Partai ini mampu terus menempati pos-pos strategis pemerintahan. Mulai dari era Presiden Habibie hingga Presiden Joko Widodo, Golkar selalu menempatkan kadernya dalam kabinet. Bahkan, dua figur saat ini menempati pos menteri strategis dalam pemerintahan Joko Widodo-Ma’ruf Amin, yakni Ketua Umum Partai Golkar Airlangga Hartarto selaku Menteri Koordinator Bidang Perekonomian dan politisi senior Golkar, Luhut Binsar Pandjaitan, sebagai Menteri Koordinator Bidang Kemaritiman dan Investasi.

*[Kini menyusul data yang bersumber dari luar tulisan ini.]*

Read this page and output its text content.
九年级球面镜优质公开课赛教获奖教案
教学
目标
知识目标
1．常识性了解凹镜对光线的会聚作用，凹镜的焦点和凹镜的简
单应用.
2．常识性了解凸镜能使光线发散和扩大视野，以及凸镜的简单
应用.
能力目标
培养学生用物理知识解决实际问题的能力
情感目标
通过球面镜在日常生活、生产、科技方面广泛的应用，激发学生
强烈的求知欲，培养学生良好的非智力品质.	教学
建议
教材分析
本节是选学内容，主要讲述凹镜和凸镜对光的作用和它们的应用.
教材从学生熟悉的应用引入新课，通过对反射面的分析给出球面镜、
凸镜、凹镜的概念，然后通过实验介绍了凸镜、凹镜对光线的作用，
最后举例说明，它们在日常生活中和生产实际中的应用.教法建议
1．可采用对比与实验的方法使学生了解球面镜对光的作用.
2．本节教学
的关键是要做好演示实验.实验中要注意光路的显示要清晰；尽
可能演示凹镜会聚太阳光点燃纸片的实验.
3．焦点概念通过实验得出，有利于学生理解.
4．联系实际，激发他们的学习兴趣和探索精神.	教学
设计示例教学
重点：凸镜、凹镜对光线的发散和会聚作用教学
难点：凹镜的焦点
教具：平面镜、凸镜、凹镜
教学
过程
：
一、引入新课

Hal ini menunjukkan daya tawar politik Golkar masih cukup besar dan kadernya masih berpotensi menjadi sumber-sumber kepemimpinan nasional. Selain itu, faktor loyalitas pemilih juga dapat dicermati mesin partai untuk kembali menguasai daerah-daerah di Indonesia. Potensi loyalitas ini tampak dari hasil pilkada serentak tahun 2017, 2018, dan 2020. Dalam tiga gelombang pilkada tersebut, Golkar memenangi 10 dari 33 pemilihan gubernur, baik sebagai partai utama maupun partai pengusung. Jika dirata-rata, tingkat kemenangan Golkar di tiap pilkada di kisaran 43 persen.
Dengan segenap tantangan dan potensi yang dimiliki, pemilu mendatang bisa menjadi momentum bagi partai ini mencapai titik balik. Tanpa adanya kekuatan elektoral sebagai fondasi, posisi tawar dari partai ini bisa melemah di hadapan partai-partai politik lainnya.
Apalagi, sebagai parpol papan atas, Golkar masih belum mampu menghasilkan kader yang memiliki elektabilitas tinggi sebagai calon presiden. Di Pilpres 2024, Golkar memutuskan mendukung pasangan Prabowo Subianto-Gibran Rakabuming Raka. Terus menciptakan kader-kader kepemimpinan nasional jadi tantangan baru bagi Golkar selain mengapai impian mengukir lagi sejarah kemenangannya.